Growing up in a large Midwestern state lacking sufficient health care for much of its rural population, Michaelson is well aware of the financial and emotional challenges in caring for patients, particularly the uninsured—a point brought home during a class discussion about the cost of their care. Recalling how many neighbors in her hometown would travel miles to seek medical care at a free clinic that was open only a few days each month, she says people don’t always stop to think about who the uninsured are.
“Often they are viewed as being a huge financial burden on the health-care system, but if you aren’t, or haven’t been, in their situation you may not be able appreciate the person behind the patient. So many people fall through the cracks and it’s not their fault,” she says. “Not having health insurance is not a personal failing—I think one of our long-term goals should be to help empower people to overcome their financial struggles, lead healthier lives, and become a sustaining force for inspiration in their communities.”

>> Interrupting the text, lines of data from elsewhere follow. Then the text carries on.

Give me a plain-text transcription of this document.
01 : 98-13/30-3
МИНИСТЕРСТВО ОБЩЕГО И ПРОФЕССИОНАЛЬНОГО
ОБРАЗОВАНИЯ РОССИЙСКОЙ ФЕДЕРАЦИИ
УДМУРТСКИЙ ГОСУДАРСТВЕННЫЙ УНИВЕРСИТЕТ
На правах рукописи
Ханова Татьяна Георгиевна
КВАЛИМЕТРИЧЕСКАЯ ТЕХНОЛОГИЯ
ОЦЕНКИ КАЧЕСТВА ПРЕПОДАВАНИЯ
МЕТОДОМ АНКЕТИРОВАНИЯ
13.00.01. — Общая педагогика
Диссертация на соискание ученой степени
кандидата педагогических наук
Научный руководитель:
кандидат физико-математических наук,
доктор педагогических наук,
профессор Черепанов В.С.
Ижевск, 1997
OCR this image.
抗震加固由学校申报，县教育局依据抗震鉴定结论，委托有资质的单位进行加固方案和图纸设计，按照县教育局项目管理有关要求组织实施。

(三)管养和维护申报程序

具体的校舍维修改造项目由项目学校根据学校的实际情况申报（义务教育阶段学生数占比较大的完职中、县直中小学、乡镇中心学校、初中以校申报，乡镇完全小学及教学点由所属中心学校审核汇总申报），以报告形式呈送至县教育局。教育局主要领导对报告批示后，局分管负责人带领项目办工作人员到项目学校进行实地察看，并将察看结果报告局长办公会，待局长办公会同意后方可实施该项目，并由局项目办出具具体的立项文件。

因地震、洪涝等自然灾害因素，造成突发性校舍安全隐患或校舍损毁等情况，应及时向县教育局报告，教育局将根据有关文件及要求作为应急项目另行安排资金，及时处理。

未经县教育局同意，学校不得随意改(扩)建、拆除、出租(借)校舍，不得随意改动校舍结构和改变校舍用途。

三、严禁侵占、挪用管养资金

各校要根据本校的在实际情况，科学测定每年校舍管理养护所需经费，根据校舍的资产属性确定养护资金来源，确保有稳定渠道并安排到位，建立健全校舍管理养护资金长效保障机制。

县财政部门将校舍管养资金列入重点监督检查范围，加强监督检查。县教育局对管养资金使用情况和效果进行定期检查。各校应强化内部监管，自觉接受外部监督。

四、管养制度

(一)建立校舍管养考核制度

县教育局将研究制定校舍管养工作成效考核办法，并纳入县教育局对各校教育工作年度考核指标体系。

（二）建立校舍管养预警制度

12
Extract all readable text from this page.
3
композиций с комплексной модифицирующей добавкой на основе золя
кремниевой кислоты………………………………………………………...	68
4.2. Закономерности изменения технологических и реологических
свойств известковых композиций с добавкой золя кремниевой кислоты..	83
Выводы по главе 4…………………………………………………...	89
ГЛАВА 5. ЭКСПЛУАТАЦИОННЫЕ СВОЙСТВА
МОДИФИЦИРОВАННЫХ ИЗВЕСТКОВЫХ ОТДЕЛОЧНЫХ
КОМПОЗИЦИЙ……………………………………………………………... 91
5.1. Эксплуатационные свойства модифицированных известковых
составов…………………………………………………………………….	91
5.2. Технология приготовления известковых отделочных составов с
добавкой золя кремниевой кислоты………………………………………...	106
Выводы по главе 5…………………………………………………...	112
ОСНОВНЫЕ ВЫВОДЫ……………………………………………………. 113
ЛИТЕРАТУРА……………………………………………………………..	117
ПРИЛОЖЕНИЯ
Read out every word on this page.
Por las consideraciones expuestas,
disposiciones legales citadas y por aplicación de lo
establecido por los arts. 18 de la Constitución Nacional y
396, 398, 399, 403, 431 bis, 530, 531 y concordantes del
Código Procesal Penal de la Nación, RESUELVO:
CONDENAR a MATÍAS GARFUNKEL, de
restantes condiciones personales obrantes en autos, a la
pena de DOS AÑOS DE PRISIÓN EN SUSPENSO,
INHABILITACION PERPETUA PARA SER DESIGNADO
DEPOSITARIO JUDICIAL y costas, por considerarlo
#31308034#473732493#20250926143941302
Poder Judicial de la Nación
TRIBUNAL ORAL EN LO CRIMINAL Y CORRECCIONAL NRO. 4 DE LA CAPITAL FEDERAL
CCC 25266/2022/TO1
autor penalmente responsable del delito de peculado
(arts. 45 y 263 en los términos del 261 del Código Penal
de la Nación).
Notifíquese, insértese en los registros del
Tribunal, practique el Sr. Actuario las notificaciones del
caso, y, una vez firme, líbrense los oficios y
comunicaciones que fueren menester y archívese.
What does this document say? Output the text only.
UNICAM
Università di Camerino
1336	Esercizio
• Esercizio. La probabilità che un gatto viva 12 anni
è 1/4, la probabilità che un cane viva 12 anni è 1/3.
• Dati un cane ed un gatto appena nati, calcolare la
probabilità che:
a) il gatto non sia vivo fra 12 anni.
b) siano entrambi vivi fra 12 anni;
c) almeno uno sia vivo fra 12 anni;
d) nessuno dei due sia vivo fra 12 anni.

Her life mirrors her convictions. Serving as a constant reminder to be the best she can be each day, she is guided by a phrase she first heard as a child: One who is master of others is great; one who is master of oneself is greater still.
Drawing on her passionate belief in music’s healing power, Michaelson, who began studying piano and performing at a young age, shares her love of music performing for nursing home residents and in community centers. And to balance her hectic life as a medical student, she regularly sings with a Dartmouth a cappella group—immersed in the moment, she says singing’s rhythmic patterns work their magic by melting away the day’s stress.
“Music is an important part of my life and it balances out the intense academics,” she says. “As with medicine, when you finally reach a certain level of mastery it’s amazing what you can accomplish.”